Chasseur, aventurier, hôtelier et diplomate, la vie trépidante de Boris Lissanevitch méritait bien l’éclairage de Michel Peissel dans un récit rocambolesque, gorgé de péripéties et d’anecdotes. A travers le parcours de Boris, on est transporté à travers le monde à une époque où certains pays comme le Népal sortent tout juste du moyen-âge. L’incroyable destinée du Russe l’a même amenée à ouvrir les portes du Népal à l’Occident.
Plusieurs vies dans une vie. Tel est le parcours de Boris, le magnifique. Insaisissable, ce Russe pourrait jouer le rôle-titre du film de Steven Spielberg « Arrête-moi si tu peux », tant il a cumulé les différentes casquettes. Sauf qu’à l’inverse de Franck Abagnale, Jr, incarné par Leonardo DiCaprio dans le film, ce dernier n’a jamais caché son identité, passant de réfugié russe à danseur de ballet puis entrepreneur, hôtelier, chasseur, aventurier et grand pote des Maharadjas. Boris c’est Gatsby le magnifique croisé avec Indiana Jones, plongé dans l’Inde et le Népal moyenâgeux de l’entre-deux guerre. Une épopée historique, rocambolesque et drôle se dresse devant nos yeux.

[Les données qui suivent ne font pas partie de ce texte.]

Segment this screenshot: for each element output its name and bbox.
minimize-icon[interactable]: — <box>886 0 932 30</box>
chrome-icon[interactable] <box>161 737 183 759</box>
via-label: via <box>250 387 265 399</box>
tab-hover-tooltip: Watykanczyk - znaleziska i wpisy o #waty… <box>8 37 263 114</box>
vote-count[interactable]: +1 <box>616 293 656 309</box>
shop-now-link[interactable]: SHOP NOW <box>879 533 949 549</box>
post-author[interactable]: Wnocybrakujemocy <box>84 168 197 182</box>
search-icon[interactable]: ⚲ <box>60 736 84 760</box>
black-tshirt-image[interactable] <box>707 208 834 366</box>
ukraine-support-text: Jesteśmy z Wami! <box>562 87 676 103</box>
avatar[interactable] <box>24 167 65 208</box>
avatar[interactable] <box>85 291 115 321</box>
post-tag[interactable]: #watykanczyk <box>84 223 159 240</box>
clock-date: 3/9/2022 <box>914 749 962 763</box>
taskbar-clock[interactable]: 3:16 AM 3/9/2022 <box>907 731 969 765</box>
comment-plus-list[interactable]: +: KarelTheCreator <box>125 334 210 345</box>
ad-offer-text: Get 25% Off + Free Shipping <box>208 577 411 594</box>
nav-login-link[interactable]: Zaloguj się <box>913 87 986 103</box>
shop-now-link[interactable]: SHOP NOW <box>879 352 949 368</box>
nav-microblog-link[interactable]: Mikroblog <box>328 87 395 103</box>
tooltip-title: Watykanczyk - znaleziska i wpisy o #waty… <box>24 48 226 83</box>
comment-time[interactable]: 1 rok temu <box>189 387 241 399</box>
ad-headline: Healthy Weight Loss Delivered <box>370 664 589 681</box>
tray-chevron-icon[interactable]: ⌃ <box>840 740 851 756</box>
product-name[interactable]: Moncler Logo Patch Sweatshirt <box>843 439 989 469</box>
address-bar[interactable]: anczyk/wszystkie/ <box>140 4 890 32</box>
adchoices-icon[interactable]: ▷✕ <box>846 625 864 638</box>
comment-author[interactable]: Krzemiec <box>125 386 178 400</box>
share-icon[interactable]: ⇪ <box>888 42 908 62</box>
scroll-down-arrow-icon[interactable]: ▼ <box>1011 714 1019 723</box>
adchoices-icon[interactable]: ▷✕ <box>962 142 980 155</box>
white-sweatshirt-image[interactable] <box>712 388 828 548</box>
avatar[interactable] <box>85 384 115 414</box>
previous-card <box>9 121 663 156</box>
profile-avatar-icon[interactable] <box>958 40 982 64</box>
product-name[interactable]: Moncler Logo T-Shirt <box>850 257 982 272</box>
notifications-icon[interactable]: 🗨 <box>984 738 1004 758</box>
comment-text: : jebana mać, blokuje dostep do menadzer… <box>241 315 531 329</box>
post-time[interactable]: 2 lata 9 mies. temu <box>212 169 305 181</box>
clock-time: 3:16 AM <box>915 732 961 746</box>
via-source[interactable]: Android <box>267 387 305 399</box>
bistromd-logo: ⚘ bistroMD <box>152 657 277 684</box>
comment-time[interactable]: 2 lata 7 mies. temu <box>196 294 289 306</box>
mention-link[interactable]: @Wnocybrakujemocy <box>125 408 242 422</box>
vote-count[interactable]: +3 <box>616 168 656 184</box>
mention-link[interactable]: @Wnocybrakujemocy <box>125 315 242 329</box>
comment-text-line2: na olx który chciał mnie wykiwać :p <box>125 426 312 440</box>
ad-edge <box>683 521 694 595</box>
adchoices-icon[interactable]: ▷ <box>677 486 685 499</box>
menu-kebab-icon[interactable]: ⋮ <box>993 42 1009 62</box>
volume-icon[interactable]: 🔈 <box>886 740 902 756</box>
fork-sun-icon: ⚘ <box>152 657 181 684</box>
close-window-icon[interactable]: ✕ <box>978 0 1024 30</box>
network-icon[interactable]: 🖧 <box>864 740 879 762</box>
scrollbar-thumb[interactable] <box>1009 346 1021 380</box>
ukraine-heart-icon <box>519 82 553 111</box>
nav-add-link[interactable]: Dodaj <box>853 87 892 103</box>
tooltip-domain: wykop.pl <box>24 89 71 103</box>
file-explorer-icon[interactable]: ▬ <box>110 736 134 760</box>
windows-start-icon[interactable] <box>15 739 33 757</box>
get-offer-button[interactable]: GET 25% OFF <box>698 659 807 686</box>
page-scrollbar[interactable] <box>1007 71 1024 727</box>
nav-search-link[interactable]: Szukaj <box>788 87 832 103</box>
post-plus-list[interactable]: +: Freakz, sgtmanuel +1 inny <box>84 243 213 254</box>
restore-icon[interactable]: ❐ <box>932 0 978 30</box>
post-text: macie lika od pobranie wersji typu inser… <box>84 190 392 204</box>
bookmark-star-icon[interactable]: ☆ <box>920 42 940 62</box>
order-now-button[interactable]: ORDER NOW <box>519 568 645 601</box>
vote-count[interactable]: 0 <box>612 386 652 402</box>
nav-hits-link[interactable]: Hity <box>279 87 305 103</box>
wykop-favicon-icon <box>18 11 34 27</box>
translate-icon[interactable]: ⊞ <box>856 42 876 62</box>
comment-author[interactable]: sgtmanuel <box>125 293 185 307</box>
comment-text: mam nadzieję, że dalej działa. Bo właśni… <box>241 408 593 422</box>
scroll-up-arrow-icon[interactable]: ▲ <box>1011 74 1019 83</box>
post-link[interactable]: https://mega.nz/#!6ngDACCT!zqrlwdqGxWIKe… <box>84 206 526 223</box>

Sa vie pourrait se résumer à cette maxime : « vis chaque jour comme si c’était le dernier ». Boris fuit très tôt sa terre natale devenue dangereuse et inhospitalière à l’orée de la première guerre mondiale. Direction Odessa et son fameux opéra où les danseurs de ballet s’y produisent. Pour Boris, le ballet incarne l’échappatoire vers l’Europe. Malgré la famine et la misère qui pèsent sur la ville et la Russie en général entre 1920 et 1923, l’opéra et la danse jouent le rôle des arènes romaines de l’époque : distraire le peuple pour le calmer. Pour notre jeune héros, le ballet est synonyme de tournées partout dans le monde en cas de réussite.
La bête est lâchée
Pari tenté, pari gagné. Boris intègre la compagnie de danse, elle va lui ouvrir les portes du monde qu’’il va croquer avec un féroce appêtit. La bête est lâchée. Les savoureuses anecdotes et péripéties de sa vie sont retranscrites avec brio dans l’ouvrage de Michel Peissel, lui aussi voyageur et écrivain qui a eu la chance de croiser son chemin dans la capitale népalaise. « Le Tigre de Katmandou » originalement écrit et sorti en anglais en 1966 sous le titre de « A Tiger for Breakfast », est une perle rare qu’on lit d’une traite avec l’excitation d’un enfant qui trouve le manuscrit personnel de son grand-père parti à la guerre. Lire « Le Tigre de Katmandou », c’est basculer dans plusieurs époques, celle des périodes fastes de l’après-guerre, celle des premiers voyageurs, celle des explorateurs et celle du tout-est-possible.
Un James Bond au Népal
De Monte-Carlo à New-York en passant par Calcutta et Katmandou, les pérégrinations de Monsieur Lissanevitch n’ont rien à envier à James Bond. Fêtard, séduisant et entreprenant, le Russe met le monde à ses pieds et attire la sympathie au gré de ses voyages. Partout où il pose ses valises, il est demandé et admiré. Grâce à cette personnalité clivante, Boris lance plusieurs projets d’envergure qui vont avoir un impact sur le développement des relations sociales en Inde, notamment à Calcutta où il va ouvrir le très fameux « Club 300 », et le rendre accessible à toutes les castes et tous les sexes. Une révolution pour l’époque et dans ce pays. Mais c’est au Népal que son rôle prendra une ampleur supérieure. Boris y aurait fait passer des messages secrets à Nehru, contribuant au renversement de la dynastie des Rana, au pouvoir depuis des années. Boris devient donc une sorte d’agent secret qui ouvre le Népal aux touristes dans un après-guerre et une époque où ce mot était aussi inconnu et incompréhensible qu’un hiéroglyphe égyptien. Le récit de Michel Peissel, si bien documenté, vaut son pesant d’or. En flirtant entre le clinquant Gatsby et Henry de Montfreid, le personnage de Boris Lissanevitch que dépeint l’auteur nous apparait si attachant qu’on aimerait en connaitre davantage et le convier à dîner. Boris, c’est un peu le premier nom qu’on couche dans sa liste d’invités, c’est l’homme aux centaines de vies, aux milles anecdotes et c’est désormais sa vie qu’il faut savourer au travers de cet ouvrage.
Le tigre de Katmandou, Michel Peissel. Guérin, Editions Paulsen. 200 pages, 25€.